Friday, February 08, 2013

Is North Africa the West's First Climate War?


We've witnessed unrest and uprisings in one form or another from Egypt to Morocco over the past two years.   We, the West, intervened directly in two - Libya and Mali.   We've been quick to label each of these conflicts as uprisings to break the shackles of tyranny or Islamist terrorism.   Yet that is much too simplistic no matter how convenient to our purposes.  In Tunisia and Egypt, for example, an instrumental element was a disaffected youth movement, educated, tech savvy and yet denied opportunity in a society plagued with nepotism.   They allied with those fighting tyrannical persecution and corruption and another large group rioting over basic food insecurity.

Writing in The Guardian, Eliza Griswold contends the latest conflicts between the West and Islamist terrorists in Mali and neighbouring environs was more than just a struggle against Islamist Jihadis but a war to defend Western investments against the destabilizing impacts of climate change.

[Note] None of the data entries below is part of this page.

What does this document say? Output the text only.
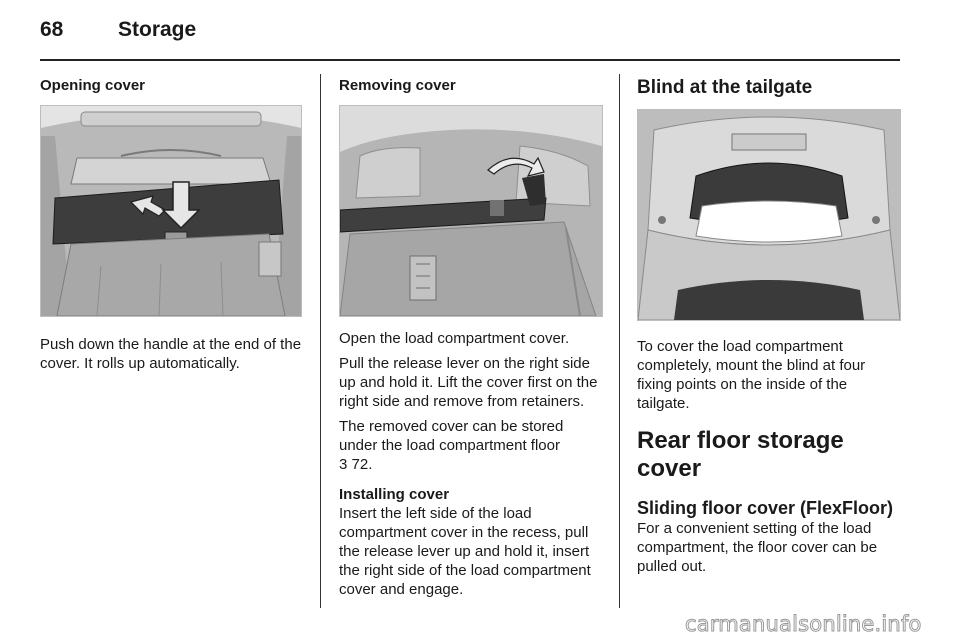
68	Storage
Opening cover

Push down the handle at the end of the cover. It rolls up automatically.

Removing cover

Open the load compartment cover.

Pull the release lever on the right side up and hold it. Lift the cover first on the right side and remove from retainers.

The removed cover can be stored under the load compartment floor
3 72.

Installing cover

Insert the left side of the load compartment cover in the recess, pull the release lever up and hold it, insert the right side of the load compartment cover and engage.

Blind at the tailgate

To cover the load compartment completely, mount the blind at four fixing points on the inside of the tailgate.

Rear floor storage cover
Sliding floor cover (FlexFloor)

For a convenient setting of the load compartment, the floor cover can be pulled out.

carmanualsonline.info
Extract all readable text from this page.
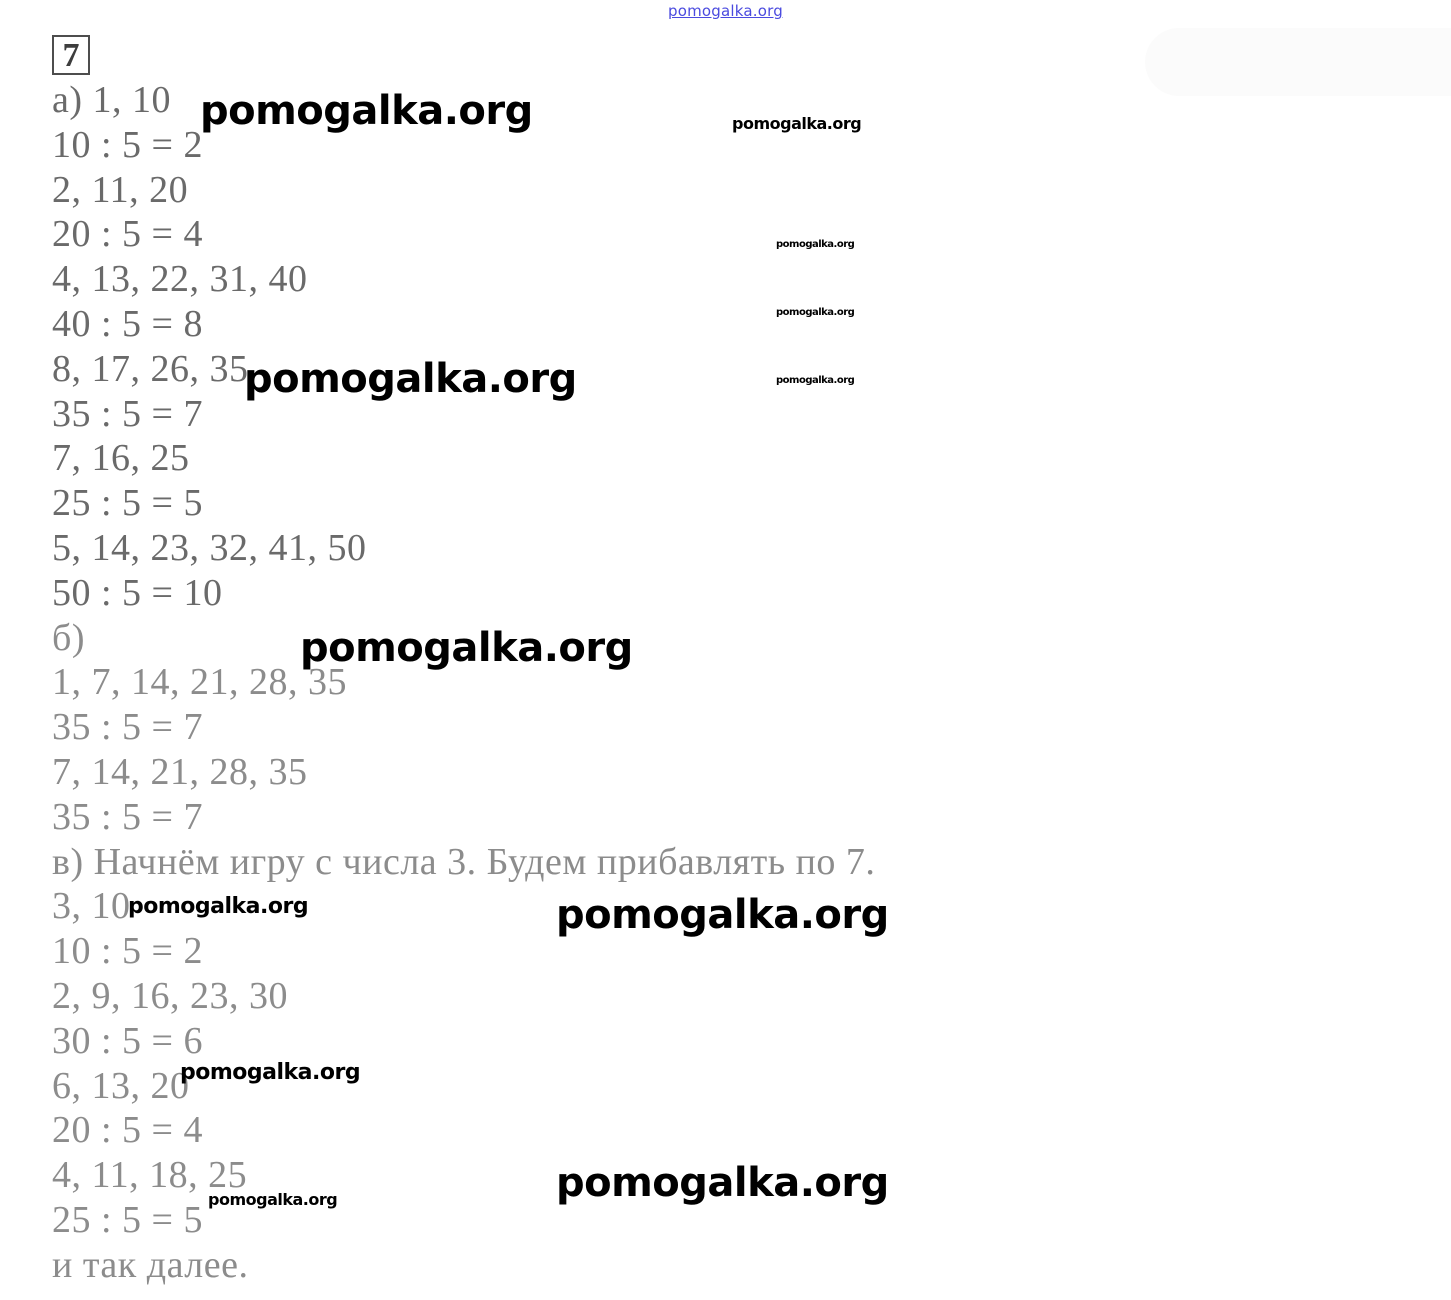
pomogalka.org
7
а) 1, 10
10 : 5 = 2
2, 11, 20
20 : 5 = 4
4, 13, 22, 31, 40
40 : 5 = 8
8, 17, 26, 35
35 : 5 = 7
7, 16, 25
25 : 5 = 5
5, 14, 23, 32, 41, 50
50 : 5 = 10
б)
1, 7, 14, 21, 28, 35
35 : 5 = 7
7, 14, 21, 28, 35
35 : 5 = 7
в) Начнём игру с числа 3. Будем прибавлять по 7.
3, 10
10 : 5 = 2
2, 9, 16, 23, 30
30 : 5 = 6
6, 13, 20
20 : 5 = 4
4, 11, 18, 25
25 : 5 = 5
и так далее.
pomogalka.org	pomogalka.org
pomogalka.org
pomogalka.org
pomogalka.org	pomogalka.org
pomogalka.org
pomogalka.org	pomogalka.org
pomogalka.org
pomogalka.org
pomogalka.org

"What might be emerging more clearly into public consciousness is a sense that Africa is a zone of strategic concern for the west. Rather than being a place that crosses our radar because of famine, civil war or the legacies of colonialism, we're entering an era in which it becomes a place where western powers directly intervene to protect their interests. So what might this mean for the continent, for some of those key countries, to be placed in this position? And how will it affect our perception of Africa and Africans?

Tuareg Homeland

One of Africa's vital interests, which is linked to the rise in militancy, is climate change. Nowhere is this a more urgent issue than in the Sahel, where both flash floods and droughts – which contribute to the Sahara desert's southern spread – are growing more extreme. In Africa, there are now more people fleeing the weather than fleeing war.

Many of these environmental refugees are nomads whose itinerant way of life is in peril. In North Africa, most are Muslims. Since water and grasslands are being replaced by sand dunes, nomads of the Sahel are being forced into different means of survival, such as smuggling cocaine and cigarettes to Europe along ancient salt routes, or joining up with one militant outfit or another.

Another disastrous pattern is that across the continent, Muslim nomads are pushing south into settled land, which tends to belong to Christian farmers. In many places, what begins as a local fight for land and water becomes a globalised battle for religion. In Sudan, for example, the Islamist regime of the north has armed paramilitary Muslim nomads to push south for the sake of their cattle's survival. Deep beneath the surface, that push allows Khartoum to secure its rights to oil.

Oil underlies much of the Sahel – and its well-known curse leads to that curious paradox in which governments such as Nigeria's or Chad's, which receive billions in revenue each year, impoverish their citizens. Despite vast wealth, these states don't safeguard most people's rights to the basic infrastructure of roads, water, electricity or education. Once again, both Muslims and Christians turn to their local mosque or church to help them survive. The resulting corruption on behalf of governments across the region also feeds rebellion in the name of Islam.


...During the cold war, the west fought proxy battles against the Soviets across Africa. In some ways, the vacuum the cold war left behind has left room for a new political contest between Islam and the west. The west's greatest mistake would be to do nothing but militarise this conflict and to shore up corrupt leaders just because they parrot the right kind of western-friendly speak, as we have done in the past.

Far more important – and more daunting – is the need to address the underlying causes of this burgeoning conflict. Corruption and climate change top the list. Until then, American surveillance drones are going to fly over a growing desert that's increasingly hospitable to its enemies."

We in the West have a recent history rich in willfully misconstruing conflicts to conform to our geopolitical narrative.    That has real and costly consequences.   In Afghanistan, for example, it led us to formulate objectives that we could not hope to achieve and to get drawn into a type of "whack-a-mole" warfare in which we could not be defeated but could also not prevail.

If this analysis of the war in the Sahel is right, then we're getting it wrong again which means the risk of getting drawn into another wrong-headed war of the sort so appealing to the incompetent and ineffectual political and military leadership so prevalent today in the West.   If Griswold's take that this is a conflict fueled by corruption and climate change is accurate then our chances for success are dependent on how willing we are to respond to those forces and that's not willing at all.